A Storm Called Katrina

Image of A Storm Called Katrina
Author(s): 
Release Date: 
July 31, 2012
Publisher/Imprint: 
Peachtree Publishers
Pages: 
40
Reviewed by: 

“The author and illustrator beautifully balance this troubling tale with just the right amount of optimism. Even the dog with the red ball has reason to yelp with joy, . . .”

“Don’t you worry now,” Mama told Louis. “After some huffin’ and puffin’, Katrina will blow away and land up the coast just like all those other hurricanes.” What no one anticipated, however, is that the hurricane that landed August 29, 2005, would break the levees and alter the landscape—even the language—of New Orleans.

By focusing on the experiences of a particular fictional family, Myron Uhlberg renders a moving story built around that event and its chaotic aftermath. The narrator is 10-year-old Louis, named after the legendary jazz trumpeter Louis Armstrong. As the storm rattles his darkened bedroom window, Louis hugs his shiny brass cornet and somehow feels better.

At last the rain stopped, but when Daddy opened the door the next day, something worse appeared: water seeped in. With no time for packing or planning, Louis and his parents join others desperate to escape their inundated neighborhood. Louis snatches his precious horn from the coffee table before leaving.

Realistic, well-chosen details suffuse the oil paintings by award-winning illustrator Colin Bootman, who also illustrated author Uhlberg’s picture book Dad, Jackie and Me. He situates the family’s simple, well-loved abode in its neighborhood of shotgun houses of many hues, lived in by people of various races, but mostly by other African Americans. He captures the folks’ worried expressions and especially the family’s care for each other as they venture through flooded streets, holding hands.

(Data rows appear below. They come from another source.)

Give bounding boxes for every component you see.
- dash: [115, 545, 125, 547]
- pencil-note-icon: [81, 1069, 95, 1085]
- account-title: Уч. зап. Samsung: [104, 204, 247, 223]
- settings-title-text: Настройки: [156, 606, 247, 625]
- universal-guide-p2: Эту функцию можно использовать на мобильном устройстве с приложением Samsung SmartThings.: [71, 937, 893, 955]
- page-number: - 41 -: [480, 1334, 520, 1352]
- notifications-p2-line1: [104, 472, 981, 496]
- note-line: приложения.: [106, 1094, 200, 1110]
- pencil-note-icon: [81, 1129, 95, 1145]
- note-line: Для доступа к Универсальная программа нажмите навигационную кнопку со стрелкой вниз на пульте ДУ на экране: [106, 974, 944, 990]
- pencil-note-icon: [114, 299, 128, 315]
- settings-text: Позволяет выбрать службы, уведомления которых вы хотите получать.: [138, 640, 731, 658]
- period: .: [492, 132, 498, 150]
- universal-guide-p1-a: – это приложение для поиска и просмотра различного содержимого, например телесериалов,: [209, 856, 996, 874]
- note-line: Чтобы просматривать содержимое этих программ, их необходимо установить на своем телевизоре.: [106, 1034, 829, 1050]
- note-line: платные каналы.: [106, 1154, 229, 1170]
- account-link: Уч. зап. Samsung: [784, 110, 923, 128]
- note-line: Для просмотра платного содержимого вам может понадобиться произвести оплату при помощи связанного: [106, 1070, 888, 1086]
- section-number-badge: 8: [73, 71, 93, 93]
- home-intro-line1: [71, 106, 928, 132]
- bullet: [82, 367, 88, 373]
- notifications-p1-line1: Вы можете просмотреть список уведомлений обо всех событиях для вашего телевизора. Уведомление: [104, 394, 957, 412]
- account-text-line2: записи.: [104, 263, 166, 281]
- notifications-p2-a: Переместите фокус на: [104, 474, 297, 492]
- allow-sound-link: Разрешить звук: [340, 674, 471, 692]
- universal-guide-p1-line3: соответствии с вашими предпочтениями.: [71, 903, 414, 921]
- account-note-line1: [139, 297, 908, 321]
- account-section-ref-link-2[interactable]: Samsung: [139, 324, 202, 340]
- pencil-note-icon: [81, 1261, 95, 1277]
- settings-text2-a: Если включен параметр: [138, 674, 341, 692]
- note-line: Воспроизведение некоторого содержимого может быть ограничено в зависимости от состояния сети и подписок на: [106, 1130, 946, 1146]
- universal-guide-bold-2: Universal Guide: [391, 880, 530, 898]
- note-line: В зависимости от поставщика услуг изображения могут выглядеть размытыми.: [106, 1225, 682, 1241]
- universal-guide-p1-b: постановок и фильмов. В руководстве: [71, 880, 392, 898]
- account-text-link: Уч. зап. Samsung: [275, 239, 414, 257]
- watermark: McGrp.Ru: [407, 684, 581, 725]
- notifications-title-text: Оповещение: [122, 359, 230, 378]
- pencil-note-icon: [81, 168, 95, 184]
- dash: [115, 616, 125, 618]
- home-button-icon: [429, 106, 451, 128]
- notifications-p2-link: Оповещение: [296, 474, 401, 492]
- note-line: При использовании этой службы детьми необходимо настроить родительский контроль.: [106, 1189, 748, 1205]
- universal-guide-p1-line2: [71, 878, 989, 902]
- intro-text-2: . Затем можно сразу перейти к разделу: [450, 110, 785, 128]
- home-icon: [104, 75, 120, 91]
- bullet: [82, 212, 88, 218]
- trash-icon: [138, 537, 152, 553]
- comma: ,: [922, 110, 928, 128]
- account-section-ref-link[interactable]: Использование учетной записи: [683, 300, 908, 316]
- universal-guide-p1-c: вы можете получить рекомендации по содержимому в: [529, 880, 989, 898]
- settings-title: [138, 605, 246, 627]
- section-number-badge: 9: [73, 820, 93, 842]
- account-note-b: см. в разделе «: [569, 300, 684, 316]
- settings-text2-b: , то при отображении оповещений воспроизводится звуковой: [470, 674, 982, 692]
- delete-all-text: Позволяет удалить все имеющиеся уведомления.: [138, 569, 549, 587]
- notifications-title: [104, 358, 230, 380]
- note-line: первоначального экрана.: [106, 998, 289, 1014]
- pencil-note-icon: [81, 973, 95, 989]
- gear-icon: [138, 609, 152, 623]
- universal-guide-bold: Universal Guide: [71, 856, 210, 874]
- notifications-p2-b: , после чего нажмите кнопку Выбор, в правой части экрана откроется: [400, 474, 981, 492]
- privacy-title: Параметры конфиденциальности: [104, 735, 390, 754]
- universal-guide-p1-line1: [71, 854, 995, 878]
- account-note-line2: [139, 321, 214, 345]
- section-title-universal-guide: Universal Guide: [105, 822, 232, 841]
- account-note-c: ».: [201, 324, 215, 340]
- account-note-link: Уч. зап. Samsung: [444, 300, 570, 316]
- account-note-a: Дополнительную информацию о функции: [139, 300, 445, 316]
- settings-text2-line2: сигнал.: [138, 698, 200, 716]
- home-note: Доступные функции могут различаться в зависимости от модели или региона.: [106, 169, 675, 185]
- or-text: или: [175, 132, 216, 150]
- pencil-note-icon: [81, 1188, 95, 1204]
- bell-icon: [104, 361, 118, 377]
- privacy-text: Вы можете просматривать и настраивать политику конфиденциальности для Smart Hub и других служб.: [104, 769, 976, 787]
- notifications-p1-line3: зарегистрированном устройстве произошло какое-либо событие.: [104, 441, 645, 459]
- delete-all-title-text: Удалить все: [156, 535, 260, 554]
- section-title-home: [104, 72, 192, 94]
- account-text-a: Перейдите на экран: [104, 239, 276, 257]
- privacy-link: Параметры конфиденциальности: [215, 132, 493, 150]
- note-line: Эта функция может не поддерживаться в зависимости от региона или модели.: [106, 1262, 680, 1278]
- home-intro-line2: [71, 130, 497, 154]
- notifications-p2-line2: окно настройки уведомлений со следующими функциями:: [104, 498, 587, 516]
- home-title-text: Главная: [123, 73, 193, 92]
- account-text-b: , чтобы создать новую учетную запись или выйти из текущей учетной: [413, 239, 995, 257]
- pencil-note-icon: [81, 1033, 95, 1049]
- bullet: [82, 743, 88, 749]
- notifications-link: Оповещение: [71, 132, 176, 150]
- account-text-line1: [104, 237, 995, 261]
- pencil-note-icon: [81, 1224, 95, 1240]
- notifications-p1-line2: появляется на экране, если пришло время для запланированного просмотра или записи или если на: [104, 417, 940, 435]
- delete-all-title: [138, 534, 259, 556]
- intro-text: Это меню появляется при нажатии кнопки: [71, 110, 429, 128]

By employing a striking palette of deep marine blues and mutable shades of turquoise, Mr. Bootman immerses readers in a watery world where normalcy disappears. Can a porch become a boat? Can streets become rivers? Can a neighborhood disappear in one day? Such is the stuff of nightmares or Alice-in-Wonderland fantasies—or of the real world that families such as Louis’s encountered that day. Brightness occasionally pierces the illustrator’s dark images: the glint of Louis’s cornet, a dazzling, blue sky; an artificial Christmas tree drifting by, ornaments still attached; and most troubling to Louis, a lost dog with a red ball. Mama, Daddy, and Louis keep floating on a piece of someone’s torn-off porch, unable to care for the pup.

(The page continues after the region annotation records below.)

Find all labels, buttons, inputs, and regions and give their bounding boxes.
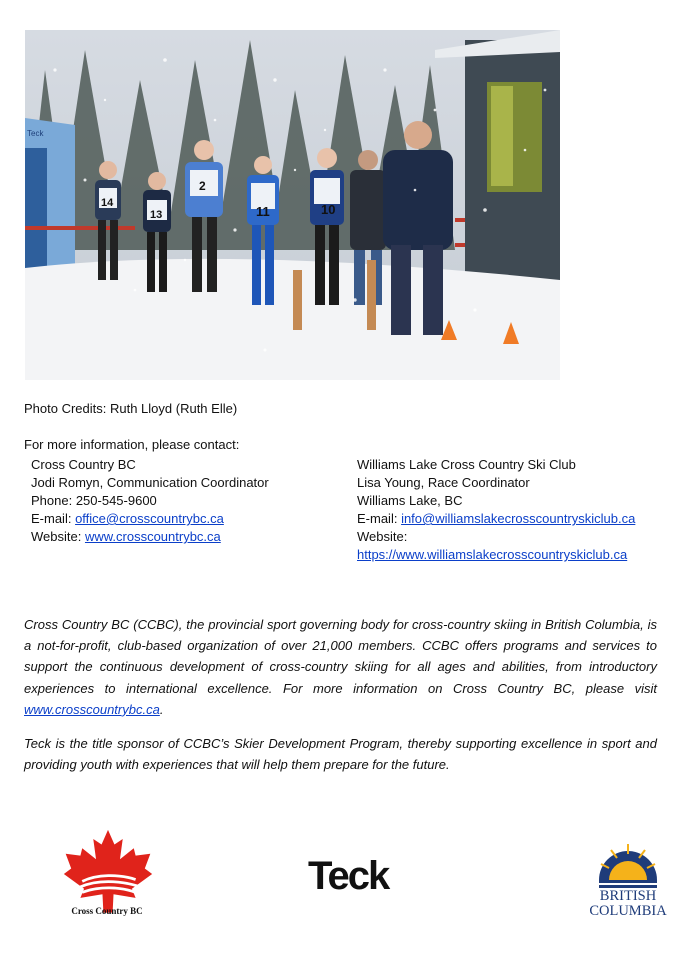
about-end: . — [159, 701, 164, 717]
bc-logo-line2: COLUMBIA — [589, 903, 667, 919]
contact-website-row — [31, 528, 269, 546]
email-label: E-mail: — [357, 511, 402, 526]
contact-org: Williams Lake Cross Country Ski Club — [357, 457, 576, 472]
event-photo — [25, 30, 560, 380]
contact-org: Cross Country BC — [31, 457, 136, 472]
email-label: E-mail: — [31, 511, 76, 526]
contact-phone: Phone: 250-545-9600 — [31, 493, 157, 508]
email-link[interactable]: info@williamslakecrosscountryskiclub.ca — [401, 511, 636, 526]
contact-heading: For more information, please contact: — [24, 437, 240, 452]
skiers-photo-illustration — [25, 30, 560, 380]
bib-2: 2 — [199, 179, 206, 193]
photo-credits: Photo Credits: Ruth Lloyd (Ruth Elle) — [24, 401, 238, 416]
contact-person: Lisa Young, Race Coordinator — [357, 475, 530, 490]
bib-10: 10 — [321, 202, 336, 217]
website-link[interactable]: www.crosscountrybc.ca — [84, 529, 221, 544]
bib-14: 14 — [101, 197, 114, 209]
contact-person: Jodi Romyn, Communication Coordinator — [31, 475, 269, 490]
bc-logo-line1: BRITISH — [599, 888, 657, 904]
about-text: Cross Country BC (CCBC), the provincial sport governing body for cross-country skiing in British Columbia, is a not-for-profit, club-based organization of over 21,000 members. CCBC offers programs and services to support the continuous development of cross-country skiing for all ages and abilities, from introductory experiences to international excellence. For more information on Cross Country BC, please visit — [24, 617, 657, 696]
email-link[interactable]: office@crosscountrybc.ca — [75, 511, 224, 526]
website-link[interactable]: https://www.williamslakecrosscountryskiclub.ca — [357, 547, 628, 562]
bib-13: 13 — [150, 209, 163, 221]
bc-logo-text — [580, 889, 676, 919]
teck-logo: Teck — [308, 854, 389, 898]
ccbc-logo-text: Cross Country BC — [71, 906, 143, 916]
contact-email-row — [357, 510, 635, 528]
bc-sunburst-logo — [595, 840, 661, 890]
svg-text:Teck: Teck — [27, 129, 44, 138]
contact-ccbc — [31, 456, 269, 546]
contact-williams-lake — [357, 456, 635, 564]
website-label: Website: — [31, 529, 85, 544]
tent — [25, 118, 75, 270]
website-label: Website: — [357, 529, 408, 544]
contact-location: Williams Lake, BC — [357, 493, 463, 508]
about-link[interactable]: www.crosscountrybc.ca — [24, 701, 160, 717]
bib-11: 11 — [256, 204, 270, 219]
sponsor-paragraph: Teck is the title sponsor of CCBC’s Skier Development Program, thereby supporting excellence in sport and providing youth with experiences that will help them prepare for the future. — [24, 736, 657, 773]
about-ccbc-paragraph — [24, 614, 657, 720]
contact-email-row — [31, 510, 269, 528]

As the waters rise, so does the tension. Louis grabs a broom to help steer their “lifeboat.” Who wouldn’t wonder what might lie beneath those murky waters? The author hints at the existence of dead bodies in the water, as Louis’s broom hits a pile of clothes. Mama quickly covers his eyes and tells him not to look.

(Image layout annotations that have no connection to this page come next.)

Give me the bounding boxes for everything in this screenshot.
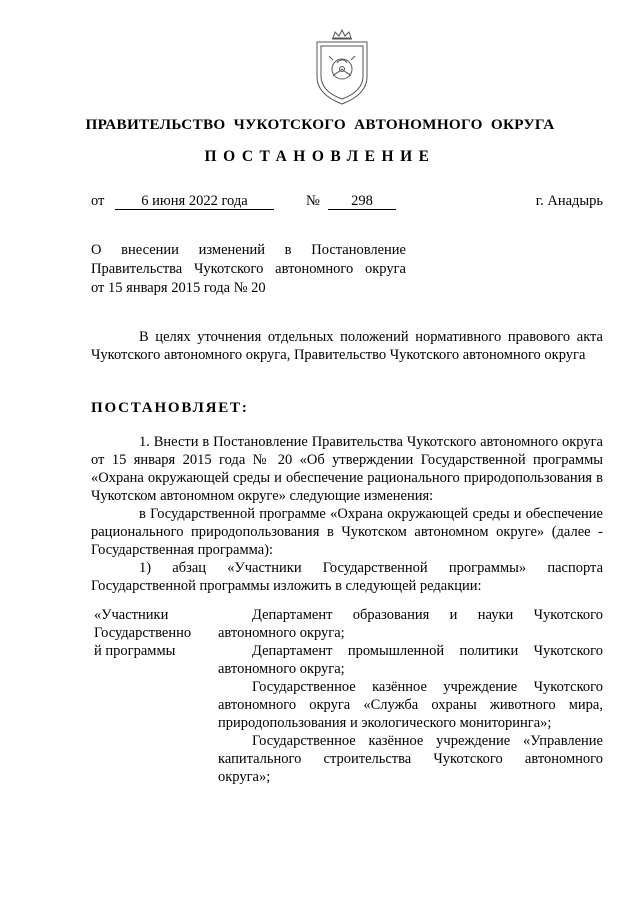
decree-heading: ПОСТАНОВЛЯЕТ:	[91, 400, 249, 416]
decree-paragraph: в Государственной программе «Охрана окружающей среды и обеспечение рационального природопользования в Чукотском автономном округе» (далее - Государственная программа):	[91, 506, 603, 558]
label-line: й программы	[94, 643, 176, 659]
document-type: ПОСТАНОВЛЕНИЕ	[204, 148, 436, 165]
subject-line: О внесении изменений в Постановление	[91, 242, 406, 258]
subject-line: Правительства Чукотского автономного округа	[91, 261, 406, 277]
label-line: «Участники	[94, 607, 169, 623]
government-title: ПРАВИТЕЛЬСТВО ЧУКОТСКОГО АВТОНОМНОГО ОКРУГА	[85, 116, 555, 133]
label-line: Государственно	[94, 625, 192, 641]
participants-label	[94, 606, 206, 660]
subject-line: от 15 января 2015 года № 20	[91, 280, 266, 296]
document-subject	[91, 241, 406, 298]
decree-paragraph: 1) абзац «Участники Государственной программы» паспорта Государственной программы изложить в следующей редакции:	[91, 560, 603, 594]
decree-items	[91, 433, 603, 595]
participant-item: Департамент промышленной политики Чукотского автономного округа;	[218, 643, 603, 677]
number-sign: №	[306, 193, 320, 209]
coat-of-arms-icon	[311, 29, 373, 105]
decree-paragraph: 1. Внести в Постановление Правительства Чукотского автономного округа от 15 января 2015 года № 20 «Об утверждении Государственной программы «Охрана окружающей среды и обеспечение рационального природопользования в Чукотском автономном округе» следующие изменения:	[91, 434, 603, 504]
date-prefix: от	[91, 193, 105, 209]
city: г. Анадырь	[535, 193, 603, 209]
document-date: 6 июня 2022 года	[115, 193, 274, 210]
participants-list	[218, 606, 603, 786]
participant-item: Государственное казённое учреждение Чукотского автономного округа «Служба охраны животного мира, природопользования и экологического мониторинга»;	[218, 679, 603, 731]
preamble	[91, 328, 603, 364]
participant-item: Государственное казённое учреждение «Управление капитального строительства Чукотского автономного округа»;	[218, 733, 603, 785]
participant-item: Департамент образования и науки Чукотского автономного округа;	[218, 607, 603, 641]
preamble-text: В целях уточнения отдельных положений нормативного правового акта Чукотского автономного округа, Правительство Чукотского автономного округа	[91, 329, 603, 363]
document-number: 298	[328, 193, 396, 210]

The family’s tortuous journey takes them to the higher ground of the Superdome, where multitudes of people are crowding the gates. The bewildering bigness of the Dome, its white roof punctured by storm winds, comes across in Mr. Bootman’s painting of the family surveying the football field from their perch in the distant stands. In a story filled with irony, the family’s predicament seems even darker in the stadium that when floating on the bit of porch.

Yet, Mr. Uhlberg does not offer us a story of helpless victims. Children will thrill to the quick thinking of Louis, who comes up with the perfect solution when Daddy loses sight of the family. And, interestingly, thanks to Mama’s decisiveness, the family eschews the yellow schoolbuses that finally arrive to take the stranded elsewhere.

The author and illustrator beautifully balance this troubling tale with just the right amount of optimism. Even the dog with the red ball has reason to yelp with joy, as it gets to join Louis and his parents on their way back home. Adults will no doubt notice the vague, muted horizon confronting the family and will wonder how they will cope with the obstacles ahead. The simple answer evoked by Mr. Bootman’s concluding image is this: by putting one foot in front of the other.

The somber facts of the flooding that killed 1,800 people show up in the author’s note, along with three photographs relevant to the picture book. The author’s suggestions for additional books and websites will prove helpful for young researchers.

A portion of the proceeds from sales of A Storm Called Katrina will be donated to the Norman Mayer Library, which is being rebuilt in the Ninth Ward neighborhood of Gentilly, New Orleans, the setting for this story.